That elusive word: buzz. Building buzz is a holy grail for marketers, and by extension PR pros. Wasn’t it Malcolm’s Gladwell’s musings in The Tipping Point that ignited the recent hysteria over buzz-making and trend-setting methodologies? In either case, buzz is a visceral phenemonon that would not be buzz without publicity. Today this includes the conversations of citizen-journalists as captured in Intelliseek’s Blogpulse and others.
This morning, the publisher of Esquire waxed to The New York Times about the magazine’s plans to create its own buzz by commandeering (at no cost) a $12 million bachelor pad in Manhattan for use by designers.
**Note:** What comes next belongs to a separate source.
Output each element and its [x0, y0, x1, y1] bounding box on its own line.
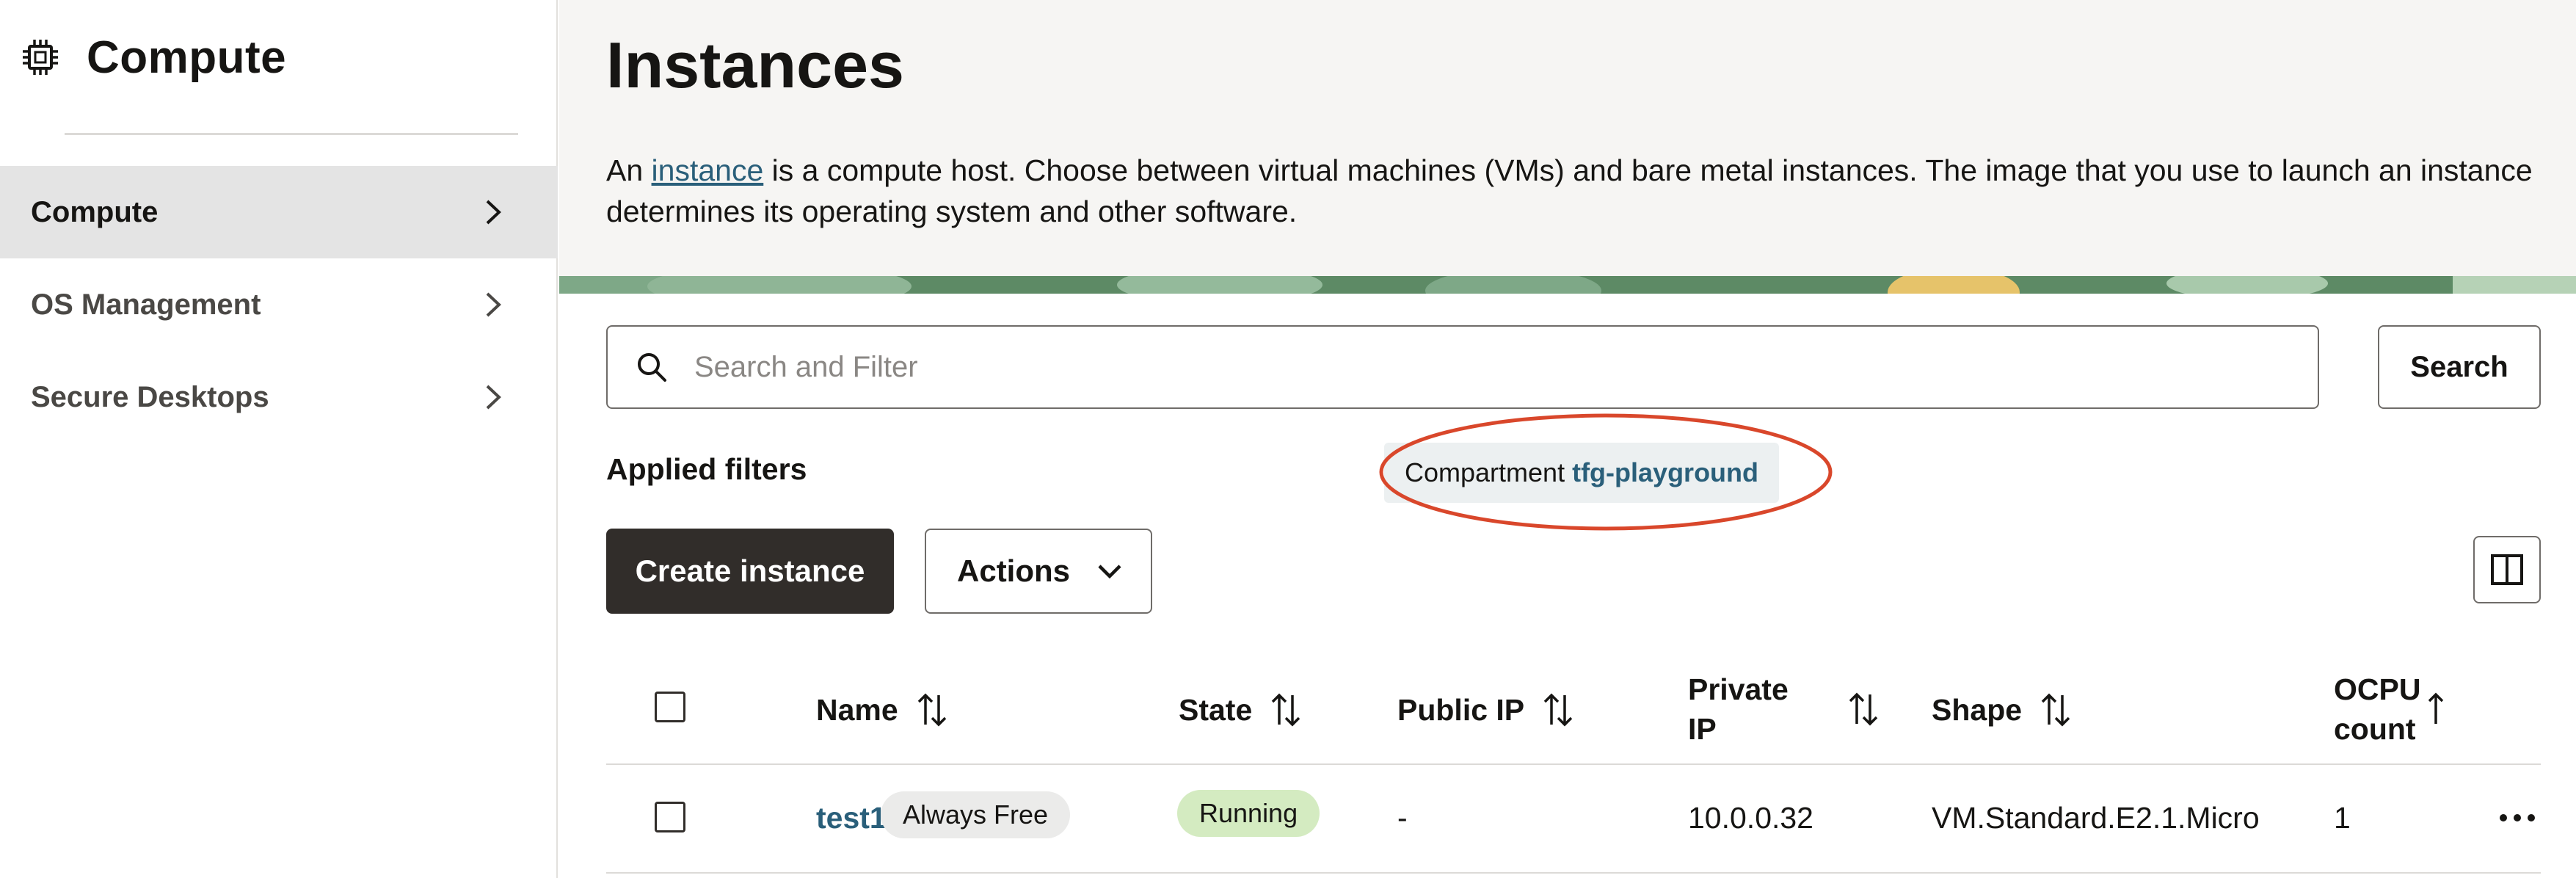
- description-suffix: is a compute host. Choose between virtua…: [606, 153, 2533, 228]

In exchange for the free rent, the magazine promises publicity coverage for these designers and the real estate property, no doubt. I wonder if this means Esquire has bartered its feature pages, or it is simply promising to publicize the pad?
In either case, it’s clear to me that buzz wouldn’t be buzz without a decent dose of media coverage. Brand proprietors continue to be captivated : “We live in a world gone mad,” [Esquire publisher] Mr. O’Malley said. “If you don’t have buzz and heat around your brand, you aren’t relevant.” (BTW: This is not the first time the magazine has gone the bachelor pad route.)
I’m not sure I’d trust those who claim to hold the keys to buzz marketing, but I do know that the PR component is key. PR pros thus need to think more like marketers in conjuring up non-conventional strategic alliances that can generate the requisite press to feed buzz.